İnsanlar ve toplumlar olarak her zaman risklere açığız. Hiç beklenmeyen bir zamanda doğal felaketler yaşanabilir. 2008 mali krizinin bize gösterdiği gibi aniden patlak veren böylesi bir kriz toplumları ve bireyleri iflasa, büyük zorluklara sürükleyebilir. Yunanistan, İrlanda, İtalya, Kıbrıslı Rumlar hala mali krizin sonuçları ile boğuşuyorlar. Dünyanın bazı bölgelerinde patlak veren silahlı çatışmalar felaketlere yol açabilir. Gazze bölgesi bunun son örneği. Uzun vadeli bazı değişimler de bizi etkiliyor. Küresel ısınma bunlardan biri. Dünyanın bazı bölgeleri küresel ısınma nedeniyle ciddi zorluklar yaşayacak. Hiçbir toplum iklim değişiliğinin uzun vadeli sonuçlarından kurtulamayacak.

Toplumların yoksul ve işsiz kesimleri çok daha büyük risk altında yaşıyor. Sağlanan tüm ilerlemelere rağmen dünyada 2.2 milyar insan yoksulluk içinde yaşıyor. 1.2 milyar insan, günde sadece 1.25 dolar ya da daha az parayla hayatta kalmaya çalışıyor. 842 milyon insan kronik açlık çekiyor. Gelişmiş ülkelerde de yoksul kesimler zor durumda.Dünyadaki insanların yüzde 80’i emekli maaşı, işsizlik sigortası gibi sosyal güvenlik haklarına sahip değil. Dünyada çalışanların yarısı (1.5 milyar kişi) formel olmayan bir işte çalışıyor. Kısacası yoksullar, kadınlar, mülteciler, azınlıklar, yaşlılar, çocuklar daha büyük risklerle karşı karşıya.

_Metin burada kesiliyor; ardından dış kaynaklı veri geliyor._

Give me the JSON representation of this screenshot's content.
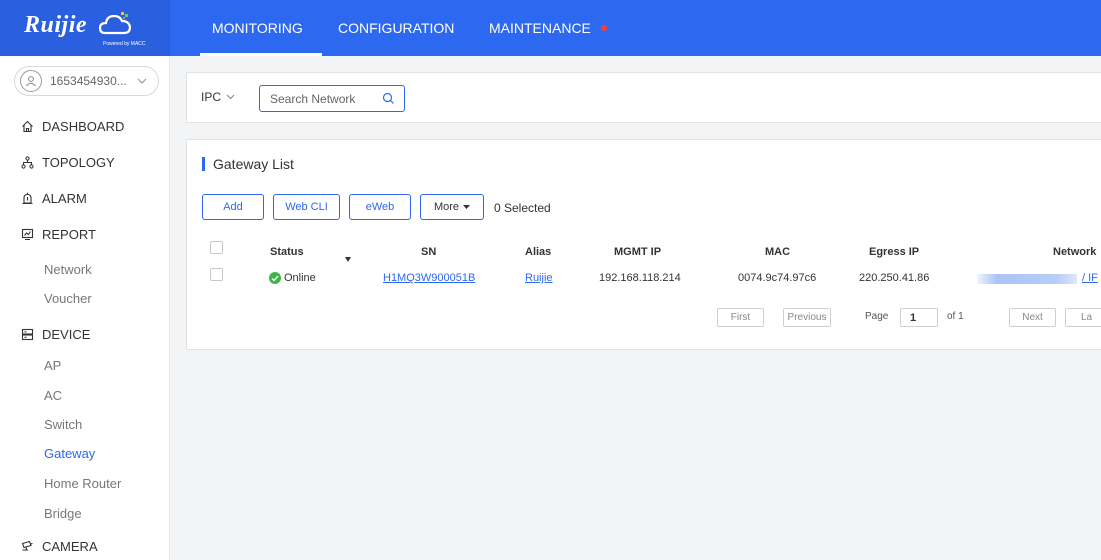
{
  "brand": {
    "name": "Ruijie",
    "tagline": "Powered by MACC"
  },
  "top_nav": {
    "items": [
      {
        "label": "MONITORING",
        "active": true
      },
      {
        "label": "CONFIGURATION",
        "active": false
      },
      {
        "label": "MAINTENANCE",
        "active": false,
        "has_dot": true
      }
    ]
  },
  "sidebar": {
    "user": "1653454930...",
    "menu": [
      {
        "label": "DASHBOARD",
        "icon": "home-icon"
      },
      {
        "label": "TOPOLOGY",
        "icon": "topology-icon"
      },
      {
        "label": "ALARM",
        "icon": "alarm-icon"
      },
      {
        "label": "REPORT",
        "icon": "report-icon"
      },
      {
        "label": "Network"
      },
      {
        "label": "Voucher"
      },
      {
        "label": "DEVICE",
        "icon": "device-icon"
      },
      {
        "label": "AP"
      },
      {
        "label": "AC"
      },
      {
        "label": "Switch"
      },
      {
        "label": "Gateway",
        "active": true
      },
      {
        "label": "Home Router"
      },
      {
        "label": "Bridge"
      },
      {
        "label": "CAMERA",
        "icon": "camera-icon"
      }
    ]
  },
  "filter": {
    "type_select": "IPC",
    "search_placeholder": "Search Network"
  },
  "gateway_list": {
    "title": "Gateway List",
    "buttons": {
      "add": "Add",
      "web_cli": "Web CLI",
      "eweb": "eWeb",
      "more": "More"
    },
    "selected_text": "0 Selected",
    "columns": [
      "Status",
      "SN",
      "Alias",
      "MGMT IP",
      "MAC",
      "Egress IP",
      "Network"
    ],
    "rows": [
      {
        "status": "Online",
        "sn": "H1MQ3W900051B",
        "alias": "Ruijie",
        "mgmt_ip": "192.168.118.214",
        "mac": "0074.9c74.97c6",
        "egress_ip": "220.250.41.86",
        "network_suffix": "/ IF"
      }
    ],
    "pagination": {
      "first": "First",
      "previous": "Previous",
      "page_label": "Page",
      "page": "1",
      "of_label": "of 1",
      "next": "Next",
      "last": "La"
    }
  },
  "colors": {
    "primary": "#2d68f0",
    "online": "#3cb54a",
    "dot": "#ff3b30"
  }
}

Bu veriler ışığında toplumların ve bireylerin kırılganlıklarını azaltmak ve dayanıklılıklarını artırmak için hükümetlerin yapacağı bir çok iş vardır. Sosyal devlet ve sosyal koruma son derece önemlidir. Her bireyin eğitim, sağlık ve diğer temel hizmetleri elde etme hakkı olmalıdır. Herkese istihdam olanağı sağlamak gerekir. Adaletli olmayan ekonomik yapılar büyük sosyal eşitsizliklere yol açar. Bu sosyal eşitsizlikler insan haklarının çiğnenmesidir. İnsan hakları sadece politik ve sivil haklardan ibaret değildir. Uluslararası Ekonomik, Sosyal ve Kültürel Haklar Sözleşmesi, insan hakları hukukunun önemli bir parçasıdır.

Tüm bu konularda sistemli ve uzun vadeli çalışmalar yapılması gerekir. Sorunlar giderek global sorunlara dönüştüğü için sadece ulusal düzeyde değil, global düzeyde daha iyi yönetişime ihtiyaç var. 187 ülkeyi kapsayan İnsani Kalınma Endeksi’nde Türkiye’nin 69. sırada yer aldığını da aktaralım. “Yeni Türkiye”den söz edenler, ülkeyi İnsani Kalkınma Endeksi’nde ilk 30’a ve Freedom House’un özgürlükler sıralamasında “tam özgür” ülkeler grubuna sokabilir mi? O zaman “yeni Türkiye” oluşmuş olur.